レープクーヘンやクグロフなど、クリスマス時期のパン屋さんに並ぶお菓子

レープクーヘンやクグロフなど、クリスマス時期のパン屋さんに並ぶお菓子

クリスマスシーズンは、普段は食べない特別なものが多く見られるようになる季節です。パン屋さんにもたくさんのお菓子やパンが並び始め、クリスマスを楽しむための雰囲気が感じられますよね。そこで今回は、パン屋さんに並ぶクリスマスならではのお菓子をご紹介します。

なぜクリスマスには特別なお菓子が登場するの?

クリスマスはもともと古代ローマの冬至や収穫祭を祝う日でしたが、キリスト教の布教によってだんだんと意味が変わり、イエス・キリストの降誕を祝う日として大切にされるようになったといわれています。

特に、ヨーロッパのキリスト教信者にとってクリスマスは特別な日です。日本では多くの人がクリスマスやクリスマス・イブのみをイベントの日としていますが、キリスト教徒が多い欧米では、クリスマスの4週間前からお祝いの準備を始める場合もあります。そのため、冬でも長く日持ちする特別なお菓子が作られるのです。

レープクーヘン(ジンジャーブレッド)

レープクーヘンとは、蜂蜜と香辛料を使った、ドイツの伝統的なクッキー。オレンジピールやチョコレート、アーモンドを混ぜて作られることもあります。ドイツでは食用の他、飾りつけの意味でも作られるお菓子です。また、童話「ヘンゼルとグレーテル」に出てくるお菓子の家は、レープクーヘンでできているといわれています。

レープクーヘンと類似しているお菓子に、イギリスでよく食べられるジンジャーブレッドがあります。ジンジャーブレッドはその名の通り生姜の入ったクッキー。クリスマスはもともと冬至のお祝いや無病息災を願うという意味もあったとされているため、体が温まる香辛料や生姜が伝統的に使われているのでしょう。

そしてクリスマスシーズンになると、欧米では絵や文字が書かれた大きなレープクーヘンやジンジャークッキーがあちこちに飾られ、クリスマスを待つ街全体を楽しく彩るのです。

クグロフ

クグロフは、オーストリアやドイツの伝統的なお菓子。

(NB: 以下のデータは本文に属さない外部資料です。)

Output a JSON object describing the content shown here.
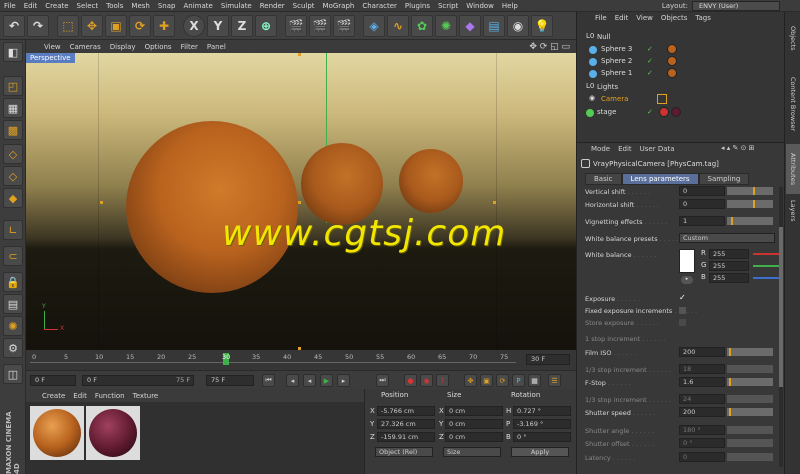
{
  "menu": [
    "File",
    "Edit",
    "Create",
    "Select",
    "Tools",
    "Mesh",
    "Snap",
    "Animate",
    "Simulate",
    "Render",
    "Sculpt",
    "MoGraph",
    "Character",
    "Plugins",
    "Script",
    "Window",
    "Help"
  ],
  "layout": {
    "label": "Layout:",
    "value": "ENVY (User)"
  },
  "viewport": {
    "menu": [
      "View",
      "Cameras",
      "Display",
      "Options",
      "Filter",
      "Panel"
    ],
    "label": "Perspective",
    "axis_y": "Y",
    "axis_x": "X"
  },
  "timeline": {
    "ticks": [
      "0",
      "5",
      "10",
      "15",
      "20",
      "25",
      "30",
      "35",
      "40",
      "45",
      "50",
      "55",
      "60",
      "65",
      "70",
      "75"
    ],
    "current_frame": "30 F"
  },
  "playback": {
    "start": "0 F",
    "min": "0 F",
    "max": "75 F",
    "end": "75 F"
  },
  "material_manager": {
    "menu": [
      "Create",
      "Edit",
      "Function",
      "Texture"
    ]
  },
  "brand": "MAXON CINEMA 4D",
  "coordinates": {
    "headers": [
      "Position",
      "Size",
      "Rotation"
    ],
    "rows": [
      {
        "axis": "X",
        "pos": "-5.766 cm",
        "size_axis": "X",
        "size": "0 cm",
        "rot_axis": "H",
        "rot": "0.727 °"
      },
      {
        "axis": "Y",
        "pos": "27.326 cm",
        "size_axis": "Y",
        "size": "0 cm",
        "rot_axis": "P",
        "rot": "-3.169 °"
      },
      {
        "axis": "Z",
        "pos": "-159.91 cm",
        "size_axis": "Z",
        "size": "0 cm",
        "rot_axis": "B",
        "rot": "0 °"
      }
    ],
    "mode": "Object (Rel)",
    "size_mode": "Size",
    "apply": "Apply"
  },
  "object_manager": {
    "menu": [
      "File",
      "Edit",
      "View",
      "Objects",
      "Tags"
    ],
    "objects": [
      {
        "name": "Null"
      },
      {
        "name": "Sphere 3"
      },
      {
        "name": "Sphere 2"
      },
      {
        "name": "Sphere 1"
      },
      {
        "name": "Lights"
      },
      {
        "name": "Camera"
      },
      {
        "name": "stage"
      }
    ]
  },
  "attributes": {
    "menu": [
      "Mode",
      "Edit",
      "User Data"
    ],
    "title": "VrayPhysicalCamera [PhysCam.tag]",
    "tabs": [
      "Basic",
      "Lens parameters",
      "Sampling"
    ],
    "active_tab": "Lens parameters",
    "rows": [
      {
        "label": "Vertical shift",
        "value": "0"
      },
      {
        "label": "Horizontal shift",
        "value": "0"
      },
      {
        "label": "Vignetting effects",
        "value": "1"
      },
      {
        "label": "White balance presets",
        "value": "Custom"
      },
      {
        "label": "White balance"
      },
      {
        "label": "Exposure",
        "value": "✓"
      },
      {
        "label": "Fixed exposure increments"
      },
      {
        "label": "Store exposure"
      },
      {
        "label": "1 stop increment"
      },
      {
        "label": "Film ISO",
        "value": "200"
      },
      {
        "label": "1/3 stop increment",
        "value": "18"
      },
      {
        "label": "F-Stop",
        "value": "1.6"
      },
      {
        "label": "1/3 stop increment",
        "value": "24"
      },
      {
        "label": "Shutter speed",
        "value": "200"
      },
      {
        "label": "Shutter angle",
        "value": "180 °"
      },
      {
        "label": "Shutter offset",
        "value": "0 °"
      },
      {
        "label": "Latency",
        "value": "0"
      }
    ],
    "rgb": [
      {
        "ch": "R",
        "value": "255"
      },
      {
        "ch": "G",
        "value": "255"
      },
      {
        "ch": "B",
        "value": "255"
      }
    ]
  },
  "right_tabs": [
    "Objects",
    "Content Browser",
    "Attributes",
    "Layers"
  ],
  "watermark": "www.cgtsj.com",
  "colors": {
    "accent": "#e0a020",
    "sphere": "#b8621e",
    "selection": "#5a7cc0"
  }
}
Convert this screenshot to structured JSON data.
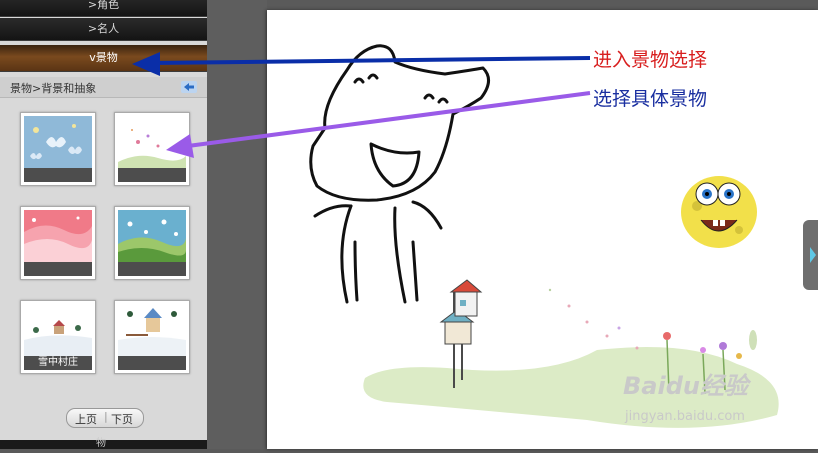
{
  "sidebar": {
    "menu": [
      {
        "label": ">角色"
      },
      {
        "label": ">名人"
      },
      {
        "label": "v景物"
      }
    ],
    "breadcrumb": "景物>背景和抽象",
    "thumbnails": [
      {
        "caption": ""
      },
      {
        "caption": ""
      },
      {
        "caption": ""
      },
      {
        "caption": ""
      },
      {
        "caption": "雪中村庄"
      },
      {
        "caption": ""
      }
    ],
    "pager": {
      "prev": "上页",
      "next": "下页"
    },
    "bottom_label": "物"
  },
  "annotations": {
    "enter_scenery": "进入景物选择",
    "choose_scenery": "选择具体景物"
  },
  "watermark": {
    "logo": "Baidu经验",
    "url": "jingyan.baidu.com"
  },
  "colors": {
    "annotation_red": "#d81e1e",
    "annotation_blue": "#1a2fa0",
    "arrow_blue": "#0a2ea8",
    "arrow_purple": "#9a5be8",
    "active_menu": "#7a4a1e"
  }
}
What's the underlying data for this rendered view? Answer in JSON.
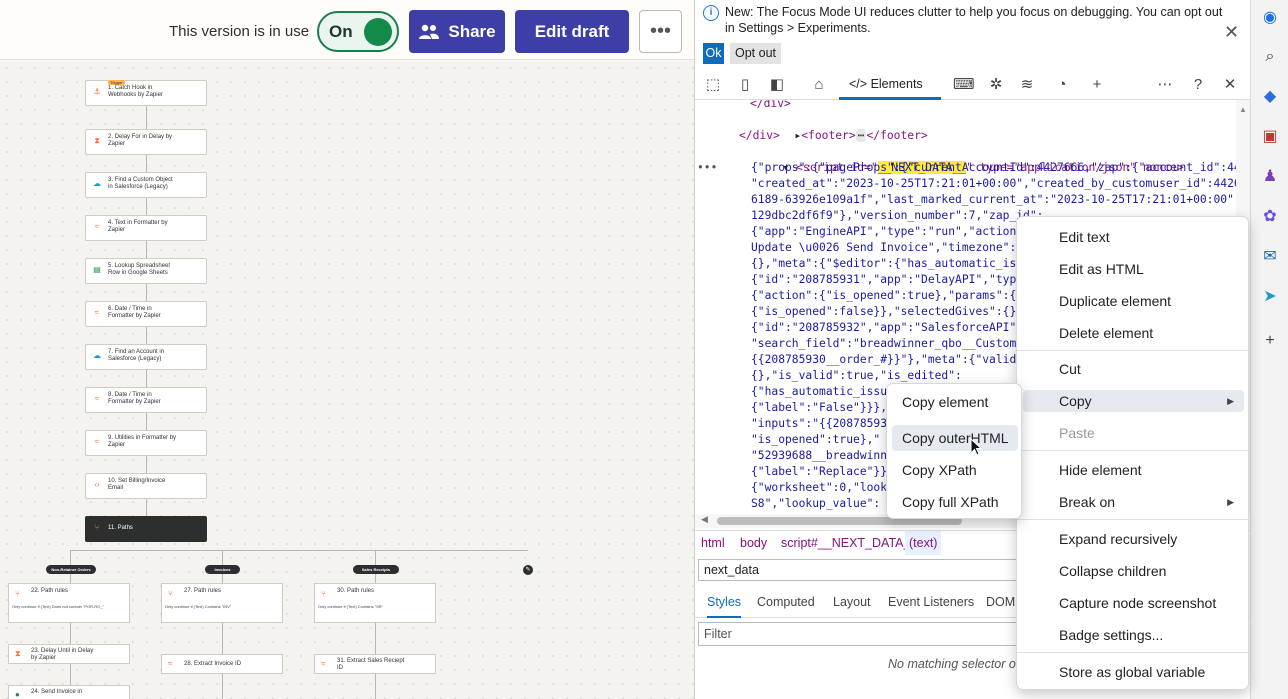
{
  "zap": {
    "version_text": "This version is in use",
    "toggle_label": "On",
    "share_label": "Share",
    "edit_draft_label": "Edit draft",
    "trigger_tag": "Trigger",
    "steps": [
      {
        "num": "1.",
        "line1": "Catch Hook in",
        "line2": "Webhooks by Zapier",
        "icon": "webhook-icon"
      },
      {
        "num": "2.",
        "line1": "Delay For in Delay by",
        "line2": "Zapier",
        "icon": "delay-icon"
      },
      {
        "num": "3.",
        "line1": "Find a Custom Object",
        "line2": "in Salesforce (Legacy)",
        "icon": "salesforce-icon"
      },
      {
        "num": "4.",
        "line1": "Text in Formatter by",
        "line2": "Zapier",
        "icon": "formatter-icon"
      },
      {
        "num": "5.",
        "line1": "Lookup Spreadsheet",
        "line2": "Row in Google Sheets",
        "icon": "sheets-icon"
      },
      {
        "num": "6.",
        "line1": "Date / Time in",
        "line2": "Formatter by Zapier",
        "icon": "formatter-icon"
      },
      {
        "num": "7.",
        "line1": "Find an Account in",
        "line2": "Salesforce (Legacy)",
        "icon": "salesforce-icon"
      },
      {
        "num": "8.",
        "line1": "Date / Time in",
        "line2": "Formatter by Zapier",
        "icon": "formatter-icon"
      },
      {
        "num": "9.",
        "line1": "Utilities in Formatter by",
        "line2": "Zapier",
        "icon": "formatter-icon"
      },
      {
        "num": "10.",
        "line1": "Set Billing/Invoice",
        "line2": "Email",
        "icon": "code-icon"
      },
      {
        "num": "11.",
        "line1": "Paths",
        "line2": "",
        "icon": "paths-icon"
      }
    ],
    "paths": [
      {
        "pill": "Non-Retainer Orders",
        "rule_title": "22. Path rules",
        "rule_detail": "Only continue if  (Text) Does not contain \"POR-RO_\"",
        "next": "23. Delay Until in Delay",
        "next2": "by Zapier",
        "next3": "24. Send Invoice in"
      },
      {
        "pill": "Invoices",
        "rule_title": "27. Path rules",
        "rule_detail": "Only continue if  (Text) Contains \"INV\"",
        "next": "28. Extract Invoice ID",
        "next2": "",
        "next3": ""
      },
      {
        "pill": "Sales Receipts",
        "rule_title": "30. Path rules",
        "rule_detail": "Only continue if  (Text) Contains \"SR\"",
        "next": "31. Extract Sales Reciept",
        "next2": "ID",
        "next3": ""
      }
    ]
  },
  "devtools": {
    "info_text": "New: The Focus Mode UI reduces clutter to help you focus on debugging. You can opt out in Settings > Experiments.",
    "ok_label": "Ok",
    "optout_label": "Opt out",
    "tab_elements": "Elements",
    "dom": {
      "l1": "</div>",
      "l2": "<footer>",
      "l2b": "</footer>",
      "l3": "</div>",
      "script_tag": "<script id=\"",
      "script_id_hl": "__NEXT_DATA__",
      "script_rest": "\" type=\"application/json\" nonce>",
      "json": [
        "{\"props\":{\"pageProps\":{\"currentAccountId\":4427666,\"zap\":{\"account_id\":442",
        "\"created_at\":\"2023-10-25T17:21:01+00:00\",\"created_by_customuser_id\":4426",
        "6189-63926e109a1f\",\"last_marked_current_at\":\"2023-10-25T17:21:01+00:00\",",
        "129dbc2df6f9\"},\"version_number\":7,\"zap_id\":",
        "{\"app\":\"EngineAPI\",\"type\":\"run\",\"action\"",
        "Update \\u0026 Send Invoice\",\"timezone\":",
        "{},\"meta\":{\"$editor\":{\"has_automatic_issu",
        "{\"id\":\"208785931\",\"app\":\"DelayAPI\",\"type\"",
        "{\"action\":{\"is_opened\":true},\"params\":{",
        "{\"is_opened\":false}},\"selectedGives\":{},",
        "{\"id\":\"208785932\",\"app\":\"SalesforceAPI\",",
        "\"search_field\":\"breadwinner_qbo__Custom_",
        "{{208785930__order_#}}\"},\"meta\":{\"valida",
        "{},\"is_valid\":true,\"is_edited\":",
        "{\"has_automatic_issue",
        "{\"label\":\"False\"}}},",
        "\"inputs\":\"{{20878593",
        "\"is_opened\":true},\"",
        "\"52939688__breadwinn",
        "{\"label\":\"Replace\"}}",
        "{\"worksheet\":0,\"looku",
        "S8\",\"lookup_value\":"
      ]
    },
    "breadcrumbs": [
      "html",
      "body",
      "script#__NEXT_DATA__",
      "(text)"
    ],
    "search_value": "next_data",
    "style_tabs": [
      "Styles",
      "Computed",
      "Layout",
      "Event Listeners",
      "DOM"
    ],
    "filter_placeholder": "Filter",
    "no_match": "No matching selector or"
  },
  "context_menu": {
    "items": [
      "Edit text",
      "Edit as HTML",
      "Duplicate element",
      "Delete element",
      "Cut",
      "Copy",
      "Paste",
      "Hide element",
      "Break on",
      "Expand recursively",
      "Collapse children",
      "Capture node screenshot",
      "Badge settings...",
      "Store as global variable"
    ]
  },
  "submenu": {
    "items": [
      "Copy element",
      "Copy outerHTML",
      "Copy XPath",
      "Copy full XPath"
    ]
  }
}
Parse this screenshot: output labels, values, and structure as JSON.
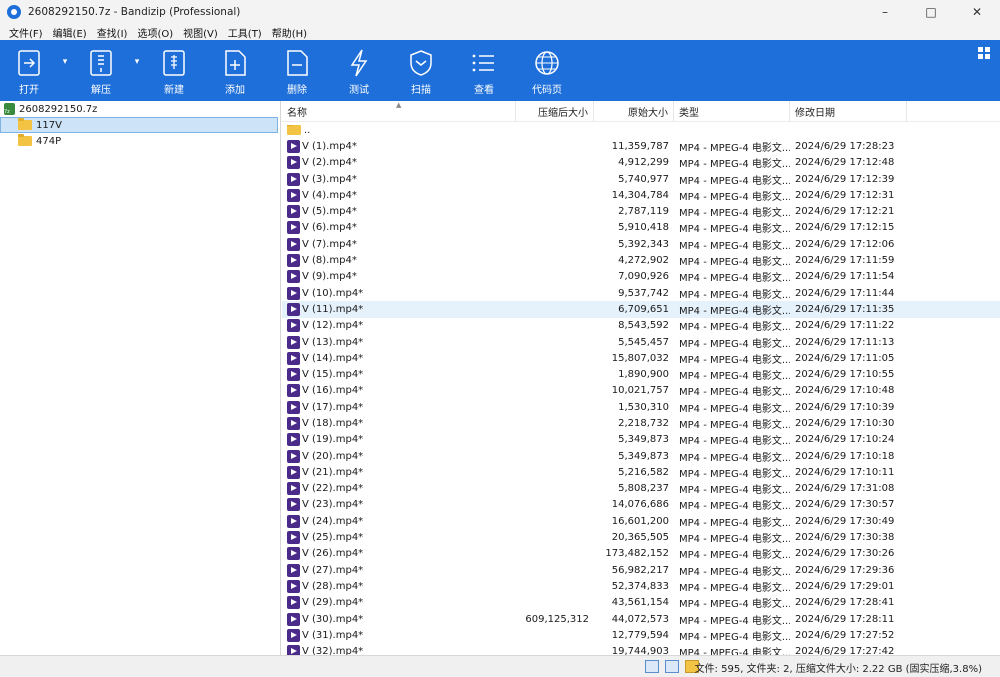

マリー・アントワネットにも好まれたといわれています。

クグロフ型と呼ばれる帽子のような形で、背が高いことが特徴です。アーモンドや、キルシュヴァッサーという蒸留酒に漬けた干しブドウなどが入っており、食べるときには粉砂糖がかけられます。

とてもシンプルなお菓子ですが、最近では紅茶の葉を混ぜたクグロフや、フルーツやチョコレートをトッピングしたクグロフも見られます。中には、抹茶を生地に混ぜた和風クグロフも。さまざまなバリエーションを楽しめるお菓子です。

クリスマスにおなじみのクリームたっぷりのケーキなどが苦手な方は、ぜひクグロフを試してみてください。

ベラベッカ

ベラベッカは、蒸留酒に漬け込んだ洋ナシやドライフルーツ、ナッツ類がぎっしりつまっている、フランスのアルザス地方のお菓子です。イースト生地を使っているためパンとされていますが、つなぎ程度にしか使われていないため、お菓子とされる場合もあります。

かなり具だくさんで、スライスしながら食べられますが、時間が経つにつれ濃厚な味わいに変化していくことが大きな特徴です。アルコールの風味を感じられる、大人向けのお菓子といえるでしょう。

パンドーロ

パンドーロはイタリア、ヴェローナ地方のお菓子で、先が丸い円錐形が特徴的です。バターと卵による黄金色のスポンジの中には、他のお菓子とは異なりドライフルーツやナッツなどが入っておらず、生地の味を楽しめます。また、切り分ける前には粉砂糖が入った袋にパンドーロを丸ごと入れ、全体にまんべんなく粉砂糖がまぶされるように振るという独特の食べ方をします。

おわりに

クリスマスならではのお菓子は、季節の流れを感じさせてくれたり、大切な人との時間をより豊かなものにしてくれたりするものです。

伝統があるクリスマスのお菓子は、昔ながらのシンプルな食べ方や、現代風、日本風にアレンジされたものまで豊富な種類があります。今度のクリスマスは、今回ご紹介したお菓子を食べながらクリスマスを待ってみてはいかがでしょうか?それもまた、クリスマスシーズンを楽しむ1つの方法です。